Append the orderId and the action to the URL, as shown below.

Example (renew):

sudo certbot --apache --register-unsafely-without-email --eab-kid=zcwmKf9sCnDUZsbCOgnv1ijy46l6UeEYCavSQQirl-g --eab-hmac-key=RHZraHBXQUxWTEFGdFhndjRVNmV3S3F6c2VNZDM1QzRURGhjdHF3S1NublJjN3dhVUFObzA0SXJwVHBnU2xnRA --server “https://acme.digicert.com/v2/acme/directory/?orderId=57718329&action=renew” -d digicert.com -d www.digicert.com

Example (reissue):

sudo certbot --apache --register-unsafely-without-email --eab-kid=zcwmKf9sCnDUZsbCOgnv1ijy46l6UeEYCavSQQirl-g --eab-hmac-key=RHZraHBXQUxWTEFGdFhndjRVNmV3S3F6c2VNZDM1QzRURGhjdHF3S1NublJjN3dhVUFObzA0SXJwVHBnU2xnRA --server “https://acme.digicert.com/v2/acme/directory/?orderId=57718329&action=reissue” -d digicert.com -d www.digicert.com

Note

For Multi-year plan accounts:

  • Renew a certificate when the order coverage is expiring.

  • Reissue a certificate if it has been revoked or is expiring within the order coverage.

Certbot: Issue a duplicate certificate

To increase security and simplify installation of the certificate across multiple servers, issue a duplicate certificate for each server.

Note

The details in the duplicate certificate will be the same as in the original certificate. Duplicate certificates never require DigiCert to revoke previous copies of your certificate.

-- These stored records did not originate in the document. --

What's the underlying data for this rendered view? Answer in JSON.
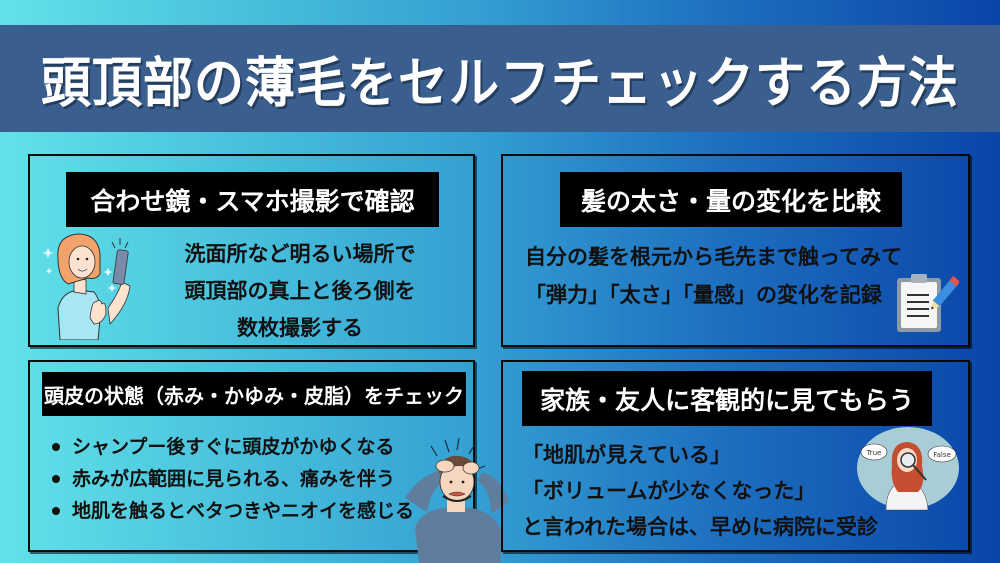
{
  "header": {
    "title": "頭頂部の薄毛をセルフチェックする方法"
  },
  "colors": {
    "background_left": "#62e2e8",
    "background_right": "#0945a8",
    "header_band": "#3a5e8e",
    "card_title_bg": "#000000",
    "card_title_text": "#ffffff",
    "body_text": "#111111"
  },
  "cards": [
    {
      "title": "合わせ鏡・スマホ撮影で確認",
      "lines": [
        "洗面所など明るい場所で",
        "頭頂部の真上と後ろ側を",
        "数枚撮影する"
      ],
      "icon": "woman-taking-selfie-icon"
    },
    {
      "title": "髪の太さ・量の変化を比較",
      "lines": [
        "自分の髪を根元から毛先まで触ってみて",
        "「弾力」「太さ」「量感」の変化を記録"
      ],
      "icon": "clipboard-pencil-icon"
    },
    {
      "title": "頭皮の状態（赤み・かゆみ・皮脂）をチェック",
      "bullets": [
        "シャンプー後すぐに頭皮がかゆくなる",
        "赤みが広範囲に見られる、痛みを伴う",
        "地肌を触るとベタつきやニオイを感じる"
      ],
      "icon": "man-scratching-head-icon"
    },
    {
      "title": "家族・友人に客観的に見てもらう",
      "lines": [
        "「地肌が見えている」",
        "「ボリュームが少なくなった」",
        "と言われた場合は、早めに病院に受診"
      ],
      "icon": "woman-magnifier-true-false-icon",
      "icon_labels": {
        "left": "True",
        "right": "False"
      }
    }
  ]
}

To issue a duplicate certificate, use this Certbot command syntax:

sudo certbot --apache --register-unsafely-without-email --eab-kid=YOUR-KEY-IDENTIFIER --eab-hmac-key=YOUR-HMAC-KEY --server “YOUR-ACME-URL” -d FQDN

Note

Append the orderId and the action to the URL, as shown below.

Example:

sudo certbot --apache --register-unsafely-without-email --eab-kid=zcwmKf9sCnDUZsbCOgnv1ijy46l6UeEYCavSQQirl-g --eab-hmac-key=RHZraHBXQUxWTEFGdFhndjRVNmV3S3F6c2VNZDM1QzRURGhjdHF3S1NublJjN3dhVUFObzA0SXJwVHBnU2xnRA --server “https://acme.digicert.com/v2/acme/directory/?orderId=57718329&action=duplicate” -d digicert.com -d www.digicert.com

Certbot: ACME automation options

  • certbot: runs the Certbot executable.

  • certbot-auto: Use this in place of certbot when the certbot-auto script is installed. You might need to specify the path of certbot-auto if it's not added to your server's PATH configuration.

  • --apache: Specifies the Apache Certbot plugin that will install the certificate for you. Optional.

  • --register-unsafely-without-email: Allows you to skip creating an ACME account. Because your request is already connected to your CertCentral account, this is not needed. Optional.

  • --server “ URL : Specifies what ACME server should fulfill your request. Place your ACME Directory URL in double quotations after this option.

  • --eab-kid=YOURKID: Specifies the key identifier, which is a part of the common URL.

  • --eab-hmac-key=YOURHMACKEY: Specifies the key used for signing the response.

  • -d YOUR DOMAIN: The fully-qualified domain name included in the certificate. For each FQDN in the certificate, include a –d YOURDOMAIN. If you don't include this option, Certbot will prompt you about the domains you want to include based on your configured virtual hosts. Optional.

  • orderId “YOURORDERID: Specifies the order ID type of the existing certificate.

  • action “YOURACTION: Specifies the action on the certificate being requested.

A full list of Certbot commands is available through the terminal with certbot –help or see the list of commands on the Certbot documentation website.

What's next?

Your ACME certificate request is complete and the newly issued certificate is installed on your web server. Visit your website to confirm your certificate is in place.

You can reuse your ACME Directory URL to make additional certificate requests for the same certificate product and prevalidated organization.

To request certificates for a different product or organization, create a new unique ACME Directory URL for that product or organization. See Use a third-party ACME client for host automations.